Loading asymmetry was not found to be significantly different between the two groups (p > 0.05). The literature states that loading asymmetry can lead to increased risk of injury. Greater loading asymmetry refers to a disparity in force distribution between limbs at impact; if there is asymmetry in the lower limb mass, then one limb is absorbing more vGRF than the other. A study by Bates et al concluded that an overloaded limb may be at an increased risk of injury.5 Asymmetry during a jump-landing task may also lead to performance deficits. However, our findings suggest that uninjured females, regardless of movement profile, do not seem to demonstrate a significant amount of asymmetry between limbs during such a task.
Limitations of this study may include slight variations in percent body fat and lean mass values as calculated by the DXA. Some subjects were reported to possess greater body fat percentage than they appeared to exhibit. Another limitation included imprecise frame values during data analysis of both initial contact and peak loading
during the jump-landing task. The software utilized frame values in increments of five, rather than exact increments of one. This could have an effect on the time between contact and peak load placed on joints during the task.
Further Study
Further research should be performed in order to continue to develop an
understanding of how these results can lead to injury and injury prevention. For example, studies that emphasize the impact of neuromuscular training on lean mass may prove useful, such as the one performed by Myer et al (2005). This study sought to determine whether neuromuscular training programs would be useful in altering movement profiles, thus improving one’s lean mass and reducing risk of injury.

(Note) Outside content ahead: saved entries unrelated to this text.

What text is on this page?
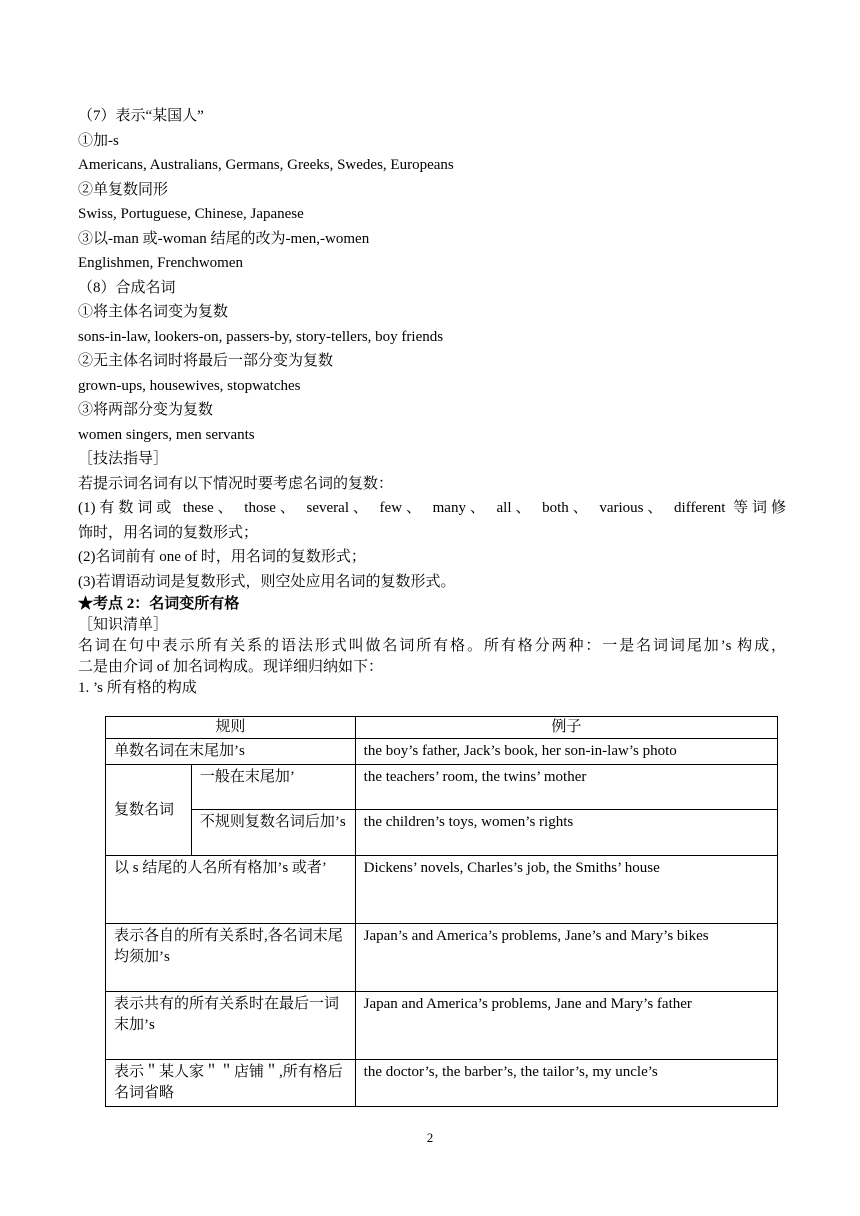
（7）表示“某国人”
①加-s
Americans, Australians, Germans, Greeks, Swedes, Europeans
②单复数同形
Swiss, Portuguese, Chinese, Japanese
③以-man 或-woman 结尾的改为-men,-women
Englishmen, Frenchwomen
（8）合成名词
①将主体名词变为复数
sons-in-law, lookers-on, passers-by, story-tellers, boy friends
②无主体名词时将最后一部分变为复数
grown-ups, housewives, stopwatches
③将两部分变为复数
women singers, men servants
［技法指导］
若提示词名词有以下情况时要考虑名词的复数：
(1)有数词或 these、 those、 several、 few、 many、 all、 both、 various、 different 等词修
饰时，用名词的复数形式；
(2)名词前有 one of 时，用名词的复数形式；
(3)若谓语动词是复数形式，则空处应用名词的复数形式。
★考点 2：名词变所有格
［知识清单］
名词在句中表示所有关系的语法形式叫做名词所有格。所有格分两种：一是名词词尾加’s 构成，
二是由介词 of 加名词构成。现详细归纳如下：
1. ’s 所有格的构成
规则		例子
单数名词在末尾加’s		the boy’s father, Jack’s book, her son-in-law’s photo
复数名词	一般在末尾加’	the teachers’ room, the twins’ mother
	不规则复数名词后加’s	the children’s toys, women’s rights
以 s 结尾的人名所有格加’s 或者’		Dickens’ novels, Charles’s job, the Smiths’ house
表示各自的所有关系时,各名词末尾均须加’s		Japan’s and America’s problems, Jane’s and Mary’s bikes
表示共有的所有关系时在最后一词末加’s		Japan and America’s problems, Jane and Mary’s father
表示＂某人家＂＂店铺＂,所有格后名词省略		the doctor’s, the barber’s, the tailor’s, my uncle’s
2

While both groups demonstrated similar limb asymmetry magnitudes during the loading phase of the jump-landing task, the movement profile groups differed in the amount of impact load taken on. It is possible that the vGRF taken on may be the defining factor in injury risk as a result the ability of lean mass to dampen ground reaction forces. Further research may need to be done in order to determine whether asymmetry in lean mass is a contributing factor to overall performance and force absorption.
Conclusions
It appears that excellent movers expose their total mass to their peak vGRF, as do poor movers (raw vGRF data does not differ). However, upon normalizing vGRF data to respective body weight, we found a significant difference. These findings suggest that
excellent movers expose their mass to less force during a jump-landing task when compared with poor movers, whose peak loading was significantly higher. This could be due to the fact that excellent movers can generate more force due to their increased lean mass, and manage it more efficiently. In other words, excellent movers may have a greater capacity to mitigate forces that would otherwise be transferred to their joints (and potentially be damaging) during the loading phase of a jump-landing task as a result of their increased lean mass.